Anger as Yorkshire ambulance staff pick Tour de France weekend to go on strike
THE DECISION by Yorkshire Ambulance Service workers to strike next weekend just as tens of thousands of visitors are expected to pour into the county to watch the Tour de France Grand Départ has been slammed by a Yorkshire MP as “smacking of opportunism”.
The union Unite announced the decision on Friday afternoon as part of a “long-running dispute over patient and staff safety issues”.
Unite regional officer Terry Cunliffe said the strike had been specifically timed to peak “media interest”, but it had been assured by branch members that Yorkshire Ambulance Service (YAS) contingency measures would be enough to deal with demand.
“The event itself has its own health and safety,” said Mr Cunliffe. “If the Trust come back to us and say ‘this is dangerous’, I’d be happy to meet with them.”
But Julian Smith, MP for Skipton and Ripon, whose constituency will be visited by the Tour on both days of the event, said the decision to pick the Tour de France weekend for industrial action “smacks of opportunism” and would be “unlikely to advance the union’s cause in the eyes of the public.”
He said: “The Tour de France will be a fantastic spectacle for Yorkshire and I am disappointed Unite have seen fit to plan a strike for the day of the Grand Depart, when hundreds of thousands, if not millions of spectators, will be enjoying the event.”

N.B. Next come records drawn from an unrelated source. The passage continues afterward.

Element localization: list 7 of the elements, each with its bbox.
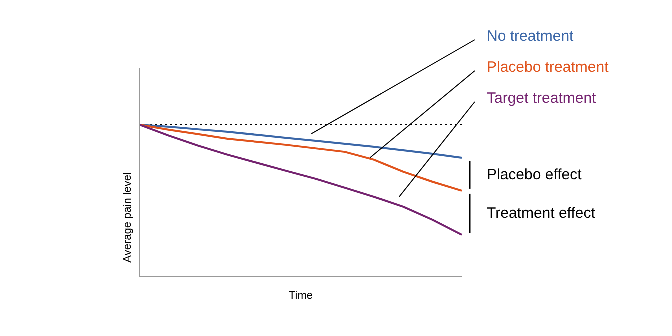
text: Placebo effect <box>487 166 583 184</box>
text: Placebo treatment <box>487 59 610 76</box>
text: Treatment effect <box>487 205 596 222</box>
y-axis-title: Average pain level <box>122 172 134 263</box>
text: No treatment <box>487 28 575 45</box>
x-axis-title: Time <box>288 290 314 302</box>
text: Target treatment <box>487 90 598 107</box>
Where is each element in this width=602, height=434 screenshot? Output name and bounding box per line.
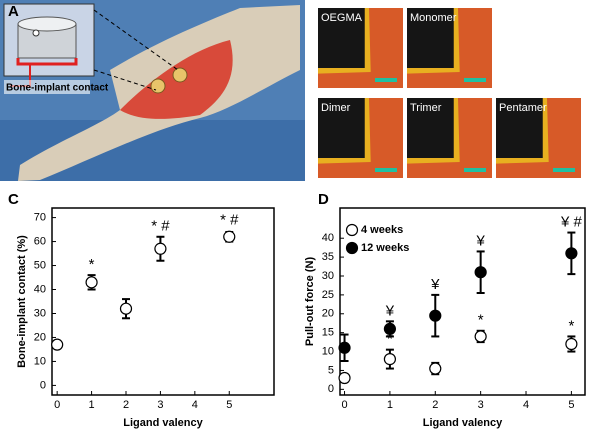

Coordinators of the Tour in Yorkshire, TdFHUB2014 Ltd, said in a joint statement with YAS that it was “fully committed” to providing a safe and secure event, and that “robust contingency plans” were in place to provide responsive and effective care over the Grand Départ weekend. It added: “Patient safety remains the Trust’s highest priority.”
Yesterday’s announcement is the latest volley in an 18-month dispute over the introduction of elongated shift patterns. The union said it had received “a very strong mandate” to carry out the action “to ensure that the already over-stretched ambulance staff did not become exhausted” in carrying out its duties.
But furious YAS officials said the low ballot turnout, just 177 of Unite’s 400 members, meant there was “no mandate” for the strike and that the union had shown “total disregard” for the welfare of patients.
Unite members voted by 84 per cent to strike between 6am and midnight on Saturday July 5 and from 6pm to 10pm on Sunday July 6 .
YAS chief executive David Whiting said: “By choosing to take industrial action over the weekend of the Tour de France when Yorkshire will be proud to be showcasing its people, places and warm welcome to a world-wide audience, it reflects the total disregard Unite has for the welfare of patients. Their actions are clearly designed to try and disrupt vital services for local residents, visitors and vulnerable patients who find themselves in an emergency situation.”
Meanwhile, members of Unison’s Yorkshire Ambulance Service branch will be balloted over strike action next month.
Speaking with a week to go before the Grand Depart, Deputy Prime Minister Nick Clegg said the way Yorkshire has secured and then organised the Grand Depart has showcased its ability to have a much greater say over its affairs.
He told The Yorkshire Post: “There is such great potential in Yorkshire for us to shape our own fate, make our own luck, create our own successes by everybody in Yorkshire working together in the name of Yorkshire and for the benefit of Yorkshire.”